For Danette, who I love with all my heart and who always tells me I’m a genius, despite all the evidence to the contrary.
“SO LET’S BE CLEAR,” Ketterly said, gingerly steering the ancient car onto Eighteenth Street. “This is fucking charity.”
The car was enormous. It was a box on wheels, a parade float, every dip in the road an adventure, every turn something that required the sort of math normally calculated by a team of people in a secure location. The interior was so large that even Pitr Mags looked like a reasonably sized person, and I had no doubt that if we dug in to the upholstery, we’d find the bones of people who’d become disoriented during past drives and gotten lost. It was all cracked white vinyl, the orange stuffing escaping in dusty tufts. There were no armrests, so Mags and me just slid this way and that, victims of physics.
“And we appreciate it,” I shouted, trying to make myself heard over the distance.
And we did, or would, if Ketterly could stop being an asshole about it for one moment. Things had been slim for us, as per usual, but here was a chance to regroup: Ketterly’s sketchy little investigator grift was going gangbusters—so well he was even doing actual investigations from time to time, when the mood took him—and he’d offered us a shitty deal. In exchange for coming with him to a meet with high-roller clients (in order to imply that Digory Ketterly was successful enough to have minions) and doing much of the legwork and bleeding, we’d get twenty bucks a day each and the right to sleep on his office floor.
It was a step up.
Our options were limited. Hiram was still not taking my calls or, for that matter, acknowledging my existence. There’s no wrath like the wrath of an old crook who thinks you’ve disrespected him, and the last time I’d shown up at his apartment begging for help feeding and watering Mags, he’d used our urtuku bond, the invisible thread between us, to make me hurt.
After Hiram, there was Heller and his movable feast. Heller was always happy to deal in a Trickster for a percentage of earnings, but the gig came with extra fees for everything. I’d known people who’d been working the Heller circus for years and were just breaking even, and I didn’t want to expose Mags to that scene. His hair would turn white and he’d never sleep again.

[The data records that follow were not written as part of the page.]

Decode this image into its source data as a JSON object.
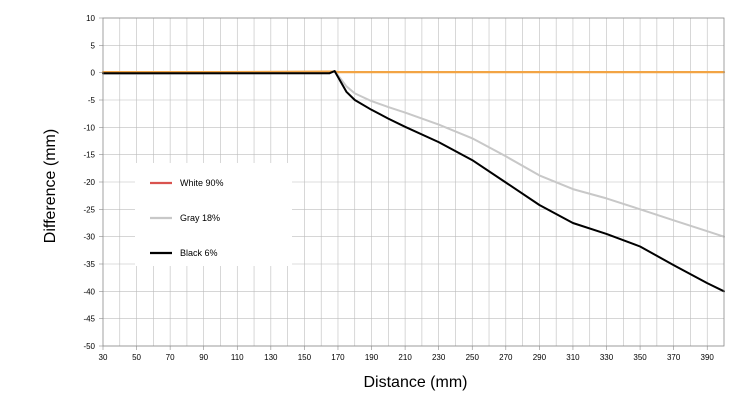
{
  "chart_data": {
    "type": "line",
    "xlabel": "Distance (mm)",
    "ylabel": "Difference (mm)",
    "xlim": [
      30,
      400
    ],
    "ylim": [
      -50,
      10
    ],
    "x_ticks": [
      30,
      50,
      70,
      90,
      110,
      130,
      150,
      170,
      190,
      210,
      230,
      250,
      270,
      290,
      310,
      330,
      350,
      370,
      390
    ],
    "y_ticks": [
      10,
      5,
      0,
      -5,
      -10,
      -15,
      -20,
      -25,
      -30,
      -35,
      -40,
      -45,
      -50
    ],
    "grid": true,
    "legend_position": "left-middle",
    "series": [
      {
        "name": "White 90%",
        "color": "#f2a444",
        "legend_color": "#d9534f",
        "x": [
          30,
          100,
          165,
          168,
          170,
          200,
          300,
          400
        ],
        "y": [
          0.1,
          0.1,
          0.2,
          0.2,
          0.1,
          0.1,
          0.1,
          0.1
        ]
      },
      {
        "name": "Gray 18%",
        "color": "#c8c8c8",
        "legend_color": "#c8c8c8",
        "x": [
          30,
          165,
          168,
          170,
          175,
          180,
          190,
          200,
          210,
          230,
          250,
          270,
          290,
          310,
          330,
          350,
          370,
          390,
          400
        ],
        "y": [
          -0.2,
          -0.1,
          0.2,
          -0.5,
          -2.5,
          -3.8,
          -5.2,
          -6.3,
          -7.3,
          -9.5,
          -12,
          -15.3,
          -18.8,
          -21.3,
          -23,
          -25,
          -27,
          -29,
          -30
        ]
      },
      {
        "name": "Black 6%",
        "color": "#000000",
        "legend_color": "#000000",
        "x": [
          30,
          165,
          168,
          170,
          175,
          180,
          190,
          200,
          210,
          230,
          250,
          270,
          290,
          310,
          330,
          350,
          370,
          390,
          400
        ],
        "y": [
          -0.1,
          -0.1,
          0.3,
          -0.8,
          -3.5,
          -5,
          -6.8,
          -8.4,
          -9.9,
          -12.7,
          -16,
          -20.1,
          -24.2,
          -27.5,
          -29.5,
          -31.8,
          -35.2,
          -38.5,
          -40
        ]
      }
    ]
  }
}
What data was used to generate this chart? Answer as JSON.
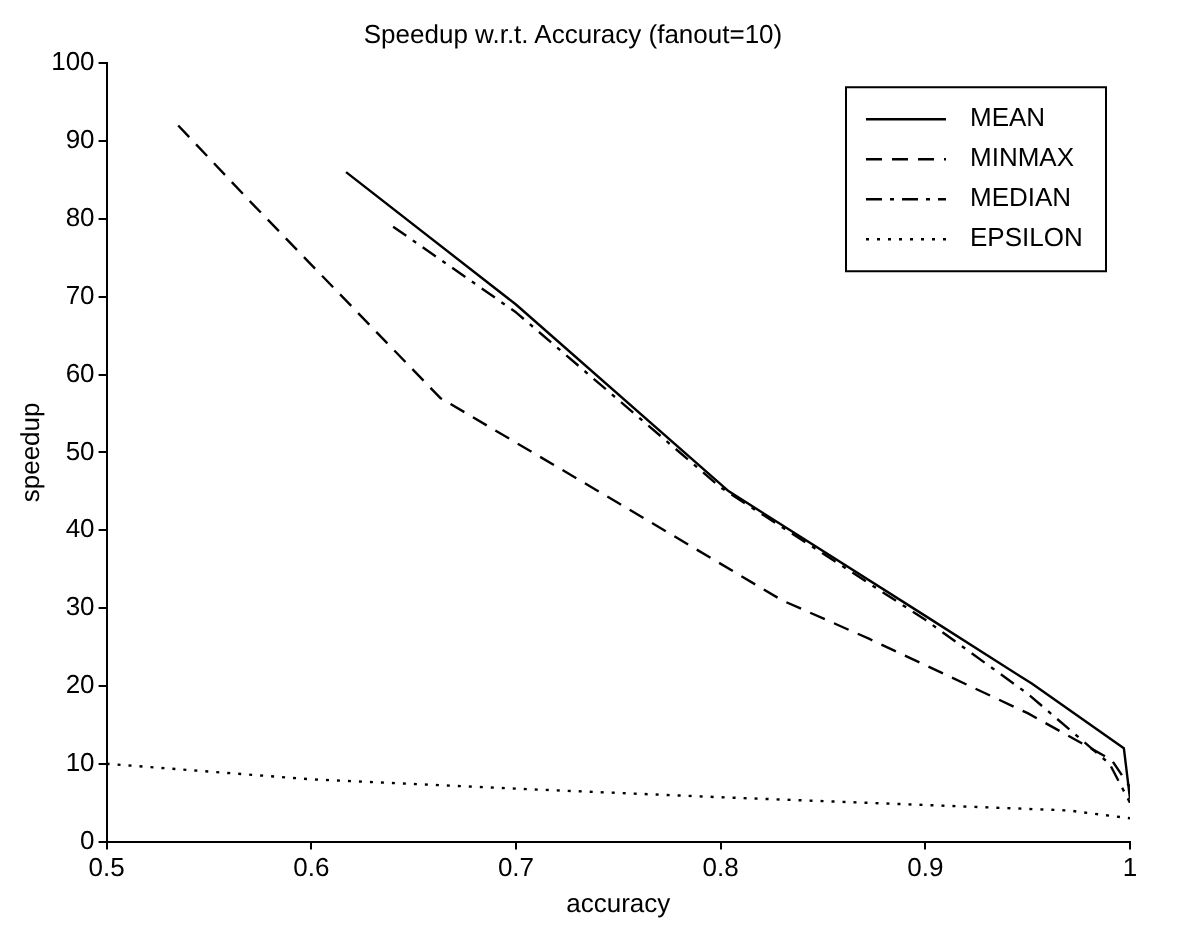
{
  "chart_data": {
    "type": "line",
    "title": "Speedup w.r.t. Accuracy (fanout=10)",
    "xlabel": "accuracy",
    "ylabel": "speedup",
    "xlim": [
      0.5,
      1
    ],
    "xticks": [
      0.5,
      0.6,
      0.7,
      0.8,
      0.9,
      1
    ],
    "ylim": [
      0,
      100
    ],
    "yticks": [
      0,
      10,
      20,
      30,
      40,
      50,
      60,
      70,
      80,
      90,
      100
    ],
    "grid": false,
    "legend": "top right",
    "marker": "none",
    "series": [
      {
        "name": "MEAN",
        "color": "#000000",
        "line_style": "solid",
        "x": [
          0.617,
          0.7,
          0.804,
          0.9,
          0.952,
          0.997,
          1.0
        ],
        "values": [
          86,
          69,
          45,
          29,
          20.3,
          12,
          5.5
        ]
      },
      {
        "name": "MINMAX",
        "color": "#000000",
        "line_style": "dashed",
        "x": [
          0.535,
          0.571,
          0.663,
          0.75,
          0.83,
          0.873,
          0.95,
          0.991,
          1.0
        ],
        "values": [
          92,
          82,
          57,
          43.5,
          31,
          26,
          16.5,
          10.5,
          7
        ]
      },
      {
        "name": "MEDIAN",
        "color": "#000000",
        "line_style": "dashdot",
        "x": [
          0.64,
          0.7,
          0.8,
          0.9,
          0.95,
          0.99,
          1.0
        ],
        "values": [
          79,
          68,
          45.5,
          28.5,
          19,
          10,
          5
        ]
      },
      {
        "name": "EPSILON",
        "color": "#000000",
        "line_style": "dotted",
        "x": [
          0.5,
          0.6,
          0.7,
          0.8,
          0.9,
          0.97,
          1.0
        ],
        "values": [
          10,
          8,
          6.8,
          5.7,
          4.7,
          4,
          3
        ]
      }
    ]
  }
}
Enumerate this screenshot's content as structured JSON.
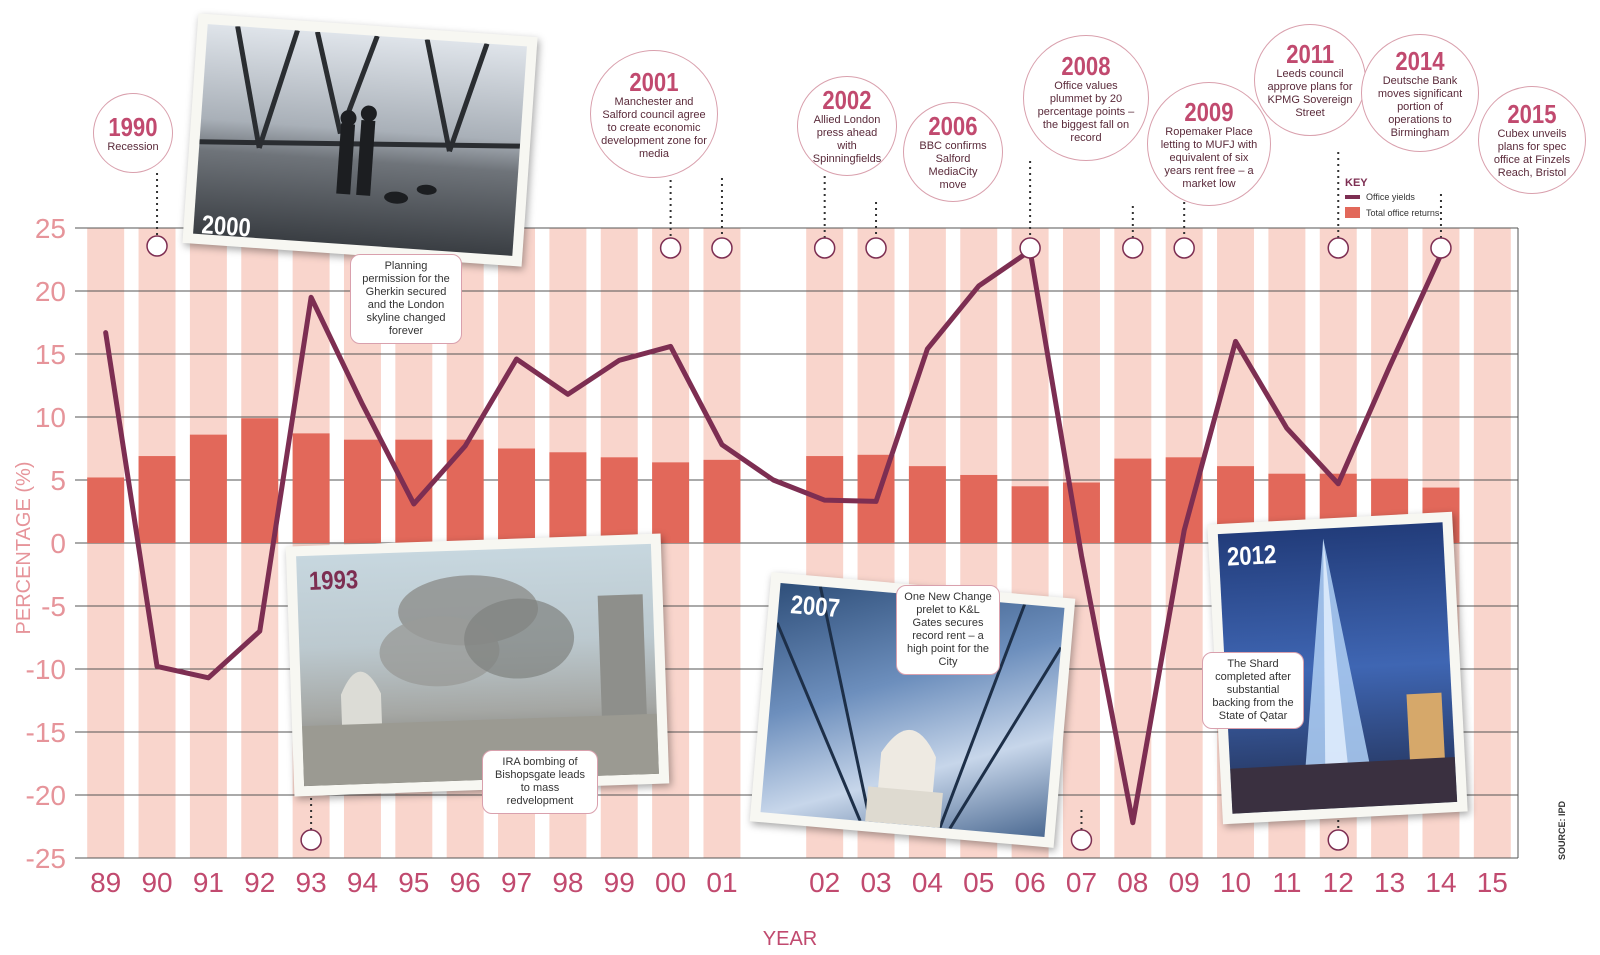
{
  "chart_data": {
    "type": "bar+line",
    "categories": [
      "89",
      "90",
      "91",
      "92",
      "93",
      "94",
      "95",
      "96",
      "97",
      "98",
      "99",
      "00",
      "01",
      "",
      "02",
      "03",
      "04",
      "05",
      "06",
      "07",
      "08",
      "09",
      "10",
      "11",
      "12",
      "13",
      "14",
      "15"
    ],
    "series": [
      {
        "name": "Office yields",
        "type": "line",
        "values": [
          16.7,
          -9.8,
          -10.7,
          -7,
          19.5,
          11,
          3.1,
          7.7,
          14.6,
          11.8,
          14.5,
          15.6,
          7.8,
          5,
          3.4,
          3.3,
          15.4,
          20.4,
          23.2,
          -1,
          -22.2,
          1,
          16,
          9.1,
          4.7,
          14,
          22.9,
          null
        ]
      },
      {
        "name": "Total office returns",
        "type": "bar",
        "values": [
          5.2,
          6.9,
          8.6,
          9.9,
          8.7,
          8.2,
          8.2,
          8.2,
          7.5,
          7.2,
          6.8,
          6.4,
          6.6,
          null,
          6.9,
          7.0,
          6.1,
          5.4,
          4.5,
          4.8,
          6.7,
          6.8,
          6.1,
          5.5,
          5.5,
          5.1,
          4.4,
          null
        ]
      }
    ],
    "ylim": [
      -25,
      25
    ],
    "yticks": [
      25,
      20,
      15,
      10,
      5,
      0,
      -5,
      -10,
      -15,
      -20,
      -25
    ],
    "ylabel": "PERCENTAGE (%)",
    "xlabel": "YEAR",
    "legend": {
      "title": "KEY",
      "position": "top-right",
      "items": [
        "Office yields",
        "Total office returns"
      ]
    },
    "source": "SOURCE: IPD"
  },
  "colors": {
    "line": "#7d2e52",
    "bar": "#e2685a",
    "bg_bar": "#f9d5cc",
    "accent": "#c14a6f",
    "tick": "#e6949a"
  },
  "callouts": [
    {
      "year": "1990",
      "text": "Recession"
    },
    {
      "year": "2001",
      "text": "Manchester and Salford council agree to create economic development zone for media"
    },
    {
      "year": "2002",
      "text": "Allied London press ahead with Spinningfields"
    },
    {
      "year": "2006",
      "text": "BBC confirms Salford MediaCity move"
    },
    {
      "year": "2008",
      "text": "Office values plummet by 20 percentage points – the biggest fall on record"
    },
    {
      "year": "2009",
      "text": "Ropemaker Place letting to MUFJ with equivalent of six years rent free – a market low"
    },
    {
      "year": "2011",
      "text": "Leeds council approve plans for KPMG Sovereign Street"
    },
    {
      "year": "2014",
      "text": "Deutsche Bank moves significant portion of operations to Birmingham"
    },
    {
      "year": "2015",
      "text": "Cubex unveils plans for spec office at Finzels Reach, Bristol"
    }
  ],
  "photos": [
    {
      "year": "2000",
      "caption": "Planning permission for the Gherkin secured and the London skyline changed forever"
    },
    {
      "year": "1993",
      "caption": "IRA bombing of Bishopsgate leads to mass redvelopment"
    },
    {
      "year": "2007",
      "caption": "One New Change prelet to K&L Gates secures record rent – a high point for the City"
    },
    {
      "year": "2012",
      "caption": "The Shard completed after substantial backing from the State of Qatar"
    }
  ]
}
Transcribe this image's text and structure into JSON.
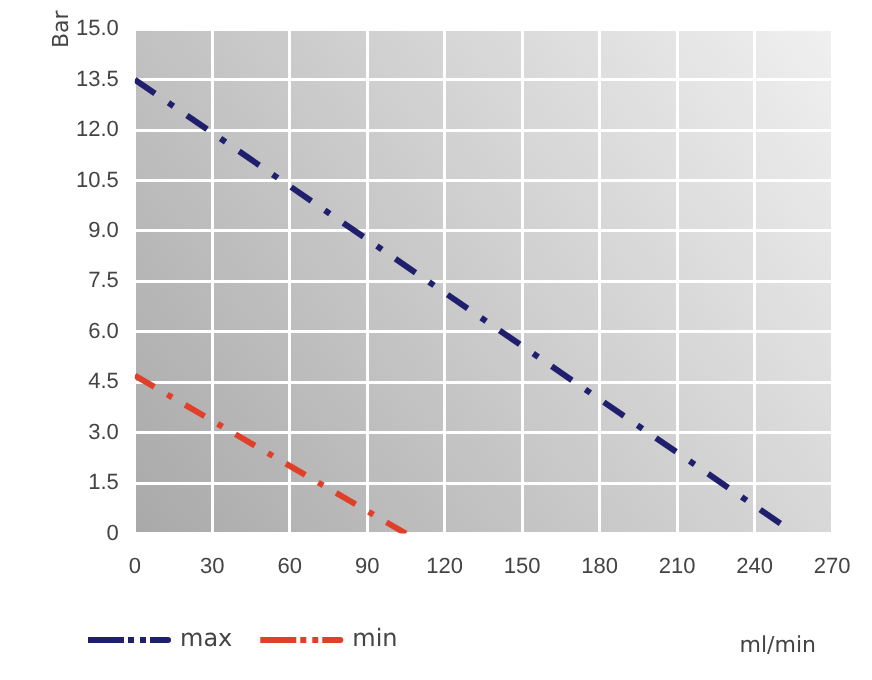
{
  "chart_data": {
    "type": "line",
    "xlabel": "ml/min",
    "ylabel": "Bar",
    "series": [
      {
        "name": "max",
        "color": "#1f1f6e",
        "x": [
          0,
          250
        ],
        "values": [
          13.5,
          0.3
        ]
      },
      {
        "name": "min",
        "color": "#e0402a",
        "x": [
          0,
          105
        ],
        "values": [
          4.7,
          0
        ]
      }
    ],
    "xlim": [
      0,
      270
    ],
    "xticks": [
      0,
      30,
      60,
      90,
      120,
      150,
      180,
      210,
      240,
      270
    ],
    "ylim": [
      0,
      15
    ],
    "yticks": [
      0,
      {
        "value": 1.5,
        "label": "1.5"
      },
      {
        "value": 3,
        "label": "3.0"
      },
      {
        "value": 4.5,
        "label": "4.5"
      },
      {
        "value": 6,
        "label": "6.0"
      },
      {
        "value": 7.5,
        "label": "7.5"
      },
      {
        "value": 9,
        "label": "9.0"
      },
      {
        "value": 10.5,
        "label": "10.5"
      },
      {
        "value": 12,
        "label": "12.0"
      },
      {
        "value": 13.5,
        "label": "13.5"
      },
      {
        "value": 15,
        "label": "15.0"
      }
    ],
    "grid": true,
    "legend": "bottom left",
    "marker": "none",
    "line_style": "dashdot"
  }
}
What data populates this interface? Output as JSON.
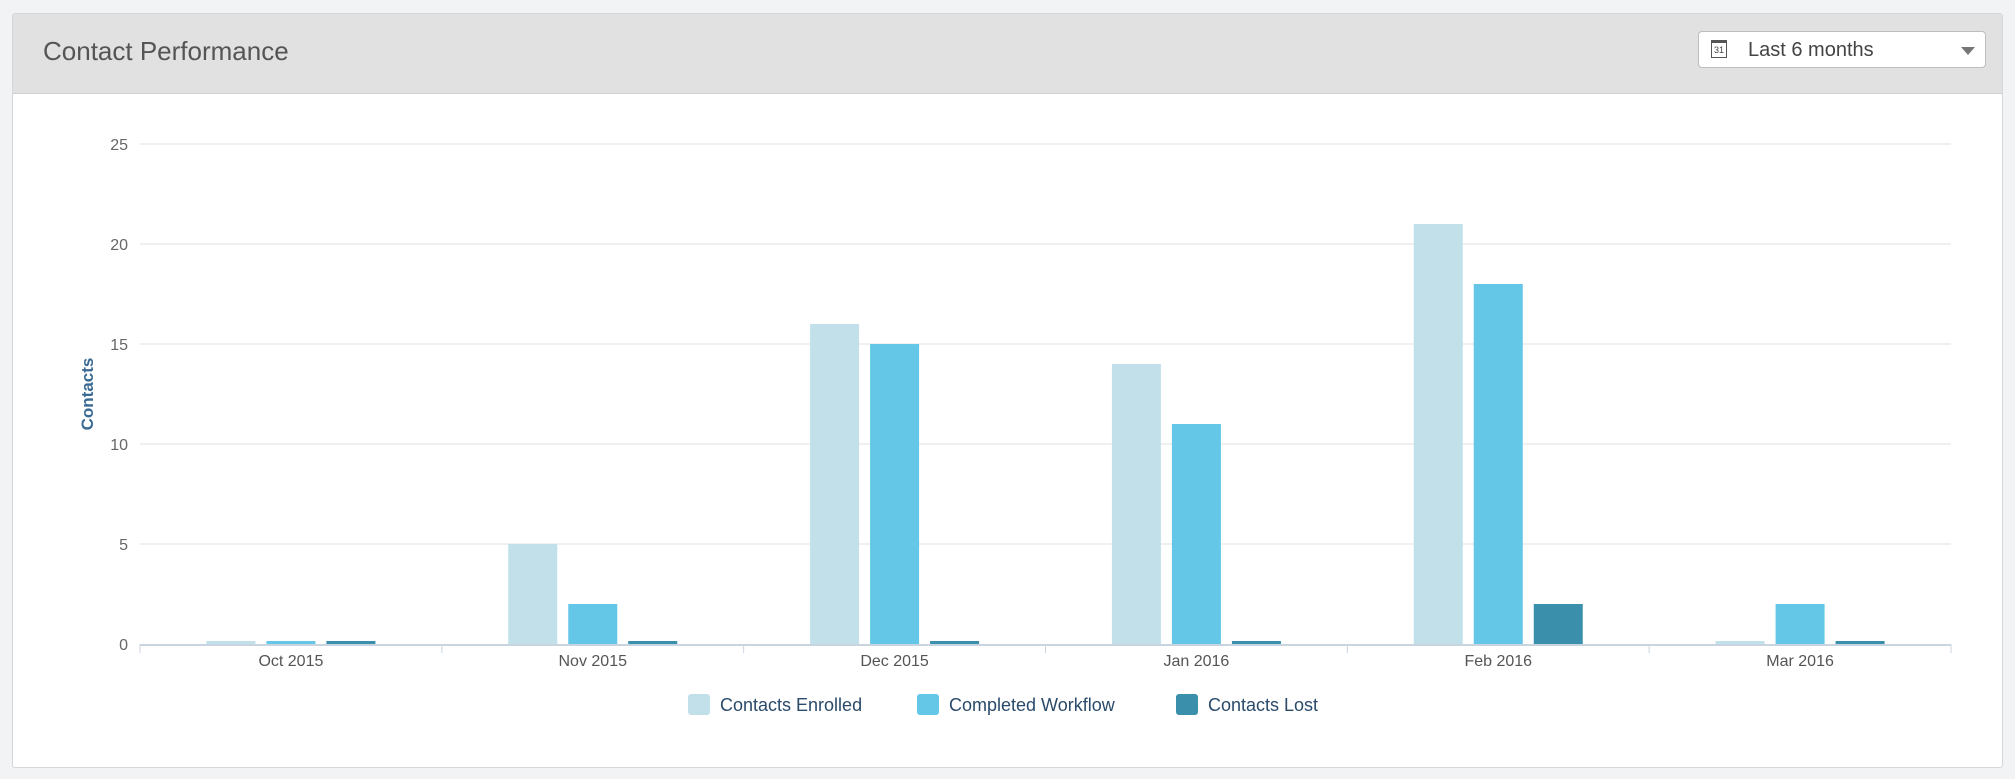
{
  "header": {
    "title": "Contact Performance",
    "range_label": "Last 6 months",
    "calendar_day": "31"
  },
  "chart_data": {
    "type": "bar",
    "title": "",
    "xlabel": "",
    "ylabel": "Contacts",
    "ylim": [
      0,
      25
    ],
    "yticks": [
      0,
      5,
      10,
      15,
      20,
      25
    ],
    "grid": true,
    "legend": "bottom",
    "categories": [
      "Oct 2015",
      "Nov 2015",
      "Dec 2015",
      "Jan 2016",
      "Feb 2016",
      "Mar 2016"
    ],
    "series": [
      {
        "name": "Contacts Enrolled",
        "color": "#c2e0e9",
        "values": [
          0,
          5,
          16,
          14,
          21,
          0
        ]
      },
      {
        "name": "Completed Workflow",
        "color": "#64c7e7",
        "values": [
          0,
          2,
          15,
          11,
          18,
          2
        ]
      },
      {
        "name": "Contacts Lost",
        "color": "#3a90ab",
        "values": [
          0,
          0,
          0,
          0,
          2,
          0
        ]
      }
    ]
  }
}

That left just the other idimustari at Rue’s Morgue. Catching one of those Little Magicians with a song in their heart and charity in their soul was like seeing a unicorn.
“When we get there, shut up,” Ketterly said, gunning the engine to make a yellow light. “The old bag’s so rich she hasn’t left the apartment in decades, and she doesn’t think people should have the vote unless they’re billionaires, so don’t call attention to yourself. Your job is to act like you’re a small part of my ‘vast network’ of employees.”
Ketterly had groomed for the occasion. Instead of his usual stained white suit, he wore a frayed brown one recently cleaned and brushed, his graying hair combed, his beard tidied, his ridiculously thick glasses polished in their black plastic frames. He still looked like a mage who used tiny spells to con people out of small amounts of money, but now he looked like a mage who conned people and took care of himself.
The building we pulled up in front of was a standard-issue brutal high-rise, a rectangle of ugly jutting up into the air. The doorman was a fat Spanish man in a faded blue uniform that looked like an ancient Halloween costume for a TV character no one remembered.
Ketterly parked in the red fire zone, turned his back on the doorman, and sliced his palm with a penknife. The smell of the gas in the air, as always, filled me with excitement and dread. Ketterly spoke six Words to encourage any cops to ignore his car, and when he turned to lead us into the building, the wound had healed into a thick pink line on his hand.
“Good afternoon!” he boomed, holding that same hand out to the doorman. “We’re here to see Mrs. Landry, in 24E.”
“Very good,” the doorman said, his face impassive and his voice neutral.
I looked at Mags. Outside of Ketterly’s tank, he looked enormous again: his blue jacket too tight, his pants not long enough. They simply didn’t make clothes big enough for him. His black hair was shiny and silky in the thin afternoon light filtered through clouds and the morning’s rain. Truth was, Mags was a damn fine-looking Indian man. Put him in a suit and wire his jaw shut, and the ladies swooned.
We rode the elevator up twelve floors in silence. Then Mags leaned over to me, his face worried. “I have to pee,” he said plaintively.
I looked at Ketterly. Ketterly looked at me like he could see our forty bucks sprouting wings and flying away. I looked back at my partner. “Pete,” I said, “if you don’t speak for the next hour, I’ll buy you a hamburger after.”